Offered by Galerie Tourbillon
Sculpture made in white Carrara marble
signed on the side on the base " O. Fantacchiotti "
Italy
around 1862
height 110 cm
diameter 33 cm
The model of that sculpture was presented at the 1862 London Universal Exhibition.
The title "Musidora" is inspired by the poem Summer by James Thomson, published in 1727, in which a young man unwittingly sees a young woman bathing naked: he is then torn between his desire to contemplate her and the moral need that he feels having to look away.
Biography :
Odoardo Fantacchiotti (1809-1877) was an Italian sculptor. In 1820 he entered the Academy of Florence, where he was a student of Stefano Ricci then of Aristodemo Costoli. In 1837, he executed the bust of Pénélope Bourbon by Petrella Tommasi (Cortona, S. Francesco) and in 1839 he exhibited the "Massacre of the Innocents" at the Academy.
In 1840, Fantacchiotti was appointed professor at the Academy of Fine Arts in Florence, which earned him numerous public commissions: for the Uffizi portico, he delivered the statues of Boccaccio (1837-43) and dell'Accorso (1846 -52); for the Galileo tribune, he sculpted the medallion of Francesco Redi (1840-41) and the bust of Ferdinand II de Medici (1842).

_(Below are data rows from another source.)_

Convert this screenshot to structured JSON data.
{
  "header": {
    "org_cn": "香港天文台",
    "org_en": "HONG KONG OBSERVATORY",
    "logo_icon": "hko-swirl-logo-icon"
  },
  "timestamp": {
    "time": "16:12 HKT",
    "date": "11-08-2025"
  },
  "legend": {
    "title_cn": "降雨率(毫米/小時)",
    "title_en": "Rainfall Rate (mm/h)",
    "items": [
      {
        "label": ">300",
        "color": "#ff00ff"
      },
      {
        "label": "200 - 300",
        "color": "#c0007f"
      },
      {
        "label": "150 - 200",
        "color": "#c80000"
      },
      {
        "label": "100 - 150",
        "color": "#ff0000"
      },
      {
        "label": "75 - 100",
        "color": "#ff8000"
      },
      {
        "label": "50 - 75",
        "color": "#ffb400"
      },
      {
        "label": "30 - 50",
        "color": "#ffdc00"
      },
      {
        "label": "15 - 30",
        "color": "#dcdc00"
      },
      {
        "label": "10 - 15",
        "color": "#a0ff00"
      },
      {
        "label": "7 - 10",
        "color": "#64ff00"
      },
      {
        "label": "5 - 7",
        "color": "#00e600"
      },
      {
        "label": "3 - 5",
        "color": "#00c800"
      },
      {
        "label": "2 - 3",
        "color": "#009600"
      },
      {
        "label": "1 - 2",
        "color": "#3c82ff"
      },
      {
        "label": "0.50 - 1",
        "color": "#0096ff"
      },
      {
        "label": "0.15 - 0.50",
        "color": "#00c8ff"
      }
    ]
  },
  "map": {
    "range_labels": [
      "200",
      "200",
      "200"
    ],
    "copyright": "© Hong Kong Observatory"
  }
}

In 1858, Odoardo Fantacchiotti, developing his art towards a classicism aimed at exalting beauty and grace, evoking the great Italian masters Antonio Canova and Lorenzo Bartolini, completed the three most important works of his career: "Eve tempted by the serpent", our "Musidora" and the funerary monument of Luisa Teresa Renard, wife of the painter William Blundel Spence (Fiesole). These works were successful at the Italian Exhibition in Florence in 1861, then at the Universal Exhibitions in London in 1862 and Paris in 1867. They earned him the medal of merit in 1861 and the cross of merit from the King of Portugal in 1867.